Field Safety: Goals & Lightning Procedures

 

Soccer Goals

Due to the number of injuries each year that occur because of unsecured goals, IT’S MANDATORY that you as the referee check to make sure each goal is properly secured. If not, then make sure they are secured with sand bags, etc. Make sure that you also secure any unused goals near spectators. If you need help, be sure to enlist the help of the coaches, SABR Administrators, parents, etc. If you cannot find something to secure them, then please ask the coaches to call the City at 347-3950. If they cannot reach them, then please have the coaches call the Director of Referees or the Age Group Division Representative (see SABR handbook for phone numbers).

It is the responsibility of the coaches to move the goals when advised to do so by the referees. Referees should only move goals to adjust the position of the posts on the goal lines.
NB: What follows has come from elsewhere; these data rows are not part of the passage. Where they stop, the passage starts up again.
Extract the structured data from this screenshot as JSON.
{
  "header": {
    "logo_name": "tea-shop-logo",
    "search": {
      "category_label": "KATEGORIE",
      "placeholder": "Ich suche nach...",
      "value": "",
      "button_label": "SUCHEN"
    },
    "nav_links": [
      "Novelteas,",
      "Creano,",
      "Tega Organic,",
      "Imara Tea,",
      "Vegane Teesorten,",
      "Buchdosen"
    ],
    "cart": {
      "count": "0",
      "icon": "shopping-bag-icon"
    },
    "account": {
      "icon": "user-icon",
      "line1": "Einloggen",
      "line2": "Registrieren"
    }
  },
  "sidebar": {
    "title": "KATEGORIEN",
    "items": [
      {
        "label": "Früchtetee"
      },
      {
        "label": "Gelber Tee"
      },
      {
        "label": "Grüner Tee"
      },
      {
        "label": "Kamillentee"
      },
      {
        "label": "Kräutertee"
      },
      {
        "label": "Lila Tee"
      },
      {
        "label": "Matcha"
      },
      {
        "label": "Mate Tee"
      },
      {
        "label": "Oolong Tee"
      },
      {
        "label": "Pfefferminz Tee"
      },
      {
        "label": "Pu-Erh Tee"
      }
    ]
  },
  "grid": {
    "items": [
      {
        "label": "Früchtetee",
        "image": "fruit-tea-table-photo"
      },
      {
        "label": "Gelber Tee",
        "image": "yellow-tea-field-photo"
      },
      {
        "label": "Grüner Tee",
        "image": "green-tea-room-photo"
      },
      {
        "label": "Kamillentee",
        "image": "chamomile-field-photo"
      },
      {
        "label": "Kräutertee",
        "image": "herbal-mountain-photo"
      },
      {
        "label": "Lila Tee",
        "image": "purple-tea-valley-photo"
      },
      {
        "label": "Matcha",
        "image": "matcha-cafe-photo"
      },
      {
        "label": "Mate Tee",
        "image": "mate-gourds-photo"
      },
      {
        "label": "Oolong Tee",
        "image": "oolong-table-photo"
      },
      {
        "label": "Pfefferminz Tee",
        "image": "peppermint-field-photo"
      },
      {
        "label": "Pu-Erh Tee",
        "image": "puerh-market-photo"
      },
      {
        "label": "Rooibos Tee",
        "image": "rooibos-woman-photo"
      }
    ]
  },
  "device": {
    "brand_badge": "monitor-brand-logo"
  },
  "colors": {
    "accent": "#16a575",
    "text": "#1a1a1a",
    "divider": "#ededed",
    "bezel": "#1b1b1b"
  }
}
Do not allow any game to proceed without the goals properly anchored!

Lightning

NOAA, National Weather Service provides some advice on lightning safety:

NOAA, National Weather Service
Office of Climate, Water, and Weather Services 1325 East West Highway
Silver Spring, MD 20910

  • The “30-30 Rule” offers easy to follow lightning safety guidance. When you see lightning, count the time until you hear thunder. If that time is 30 seconds or less, the thunderstorm is close enough to be dangerous. Seek shelter. If you can't see the lightning, just hearing the thunder is a good back-up rule. Wait at least 30 minutes after the lightning flash before leaving shelter.
  • No place OUTSIDE is safe during a thunderstorm!
  • A house, or other fully enclosed building with wiring and plumbing offers your best protection against lightning. Once inside stay off telephones, computers and other electrical appliances and stay away from sinks, showers, indoor pools and other plumbing. Don't watch lightning from windows or doorways. Inner rooms are safer.
  • A car with a metal roof and sides is your second best protection against lightning. As in a house, don't touch any conducting paths leading outside. It is the metal shell that protects you, not the rubber
  • Lightning is the #2 weather killer in the United States over a 30-year period, killing more than hurricanes and tornadoes combined! Only floods kill
  • Lightning is the #1 weather killer in Florida, killing more than all other weather sources combined!
  • Florida leads the U.S. in lightning deaths, injuries, and casualties!
  • Lightning kills about 60 people in the U.S. each year and inflicts severe life-long debilitating injuries on at least a 1,000 people a
  • Long-term lightning symptoms are primarily neurological and are difficult to diagnose. Though very variable, some of the more frequent symptoms include memory deficit, sleep disturbance, dizziness, and chronic pain. Lightning survivors sometimes have trouble processing information, are easily distracted, and have personality changes. Symptoms may not appear until months after the lightning strike. The ‘lightning strike and electric shock survivors, international' is the main support group for lightning survivors ( lightning-strike.org ).
  • Lightning causes about $5 billion of economic impact in the U.S. each year!
  • Pennsylvania leads the U.S. in lightning damage!
  • The odds of an individual being a lightning casualty in a year in the U.S. is about 280,000-to-1 – if you're an average person, in an average location, with average outside activities, and average lightning safety behavior. That's about 3,000-to-one over your lifetime, with about 300-to-one odds of being seriously affected by a family member or friend being a lightning survivor. In Florida, it's closer to 80,000-to-1 per year of being struck, 1,000-to-one in a lifetime, and 100-to-one of being seriously affected.
  • The odds of an individual being killed by lightning each year in the U.S. is about 3 million-to-1, if you're an average person, in an average location, with average outside activities, and average lightning safety behavior. That's about 35,000-to-one over a life time, and about 3,000-to-one of being seriously affected by a family member or friend being killed by lightning. In Florida, it's closer to 900,000-to-one per year, or 12,000-to-1 over a lifetime, and 1,000-to-1 of being seriously
  • For more information, go to lightningsafety.noaa.gov

In addition, all of the City of Boca Raton fields have lightning detectors; If you hear the lightning detector sound, please remind the coaches, players and spectators that they need to leave the field and seek shelter until the lightning detector sounds again as three short bursts indicating it is safe to return.

REMEMBER THAT THE LIGHTNING DETECTORS HAVE BEEN KNOWN TO FAIL, THUS PLEASE BE SURE TO RELY ON YOUR COMMON SENSE AND IF THE “30-30” RULE INDICATES YOU SHOULD LEAVE THE FIELD, AND YET THE DETECTOR HAS NOT SOUNDED, BE SURE TO USE YOUR BEST JUDGEMENT AND FOLLOW THE NOAA RECOMMENDATIONS. BETTER TO BE SAFE THAN SORRY.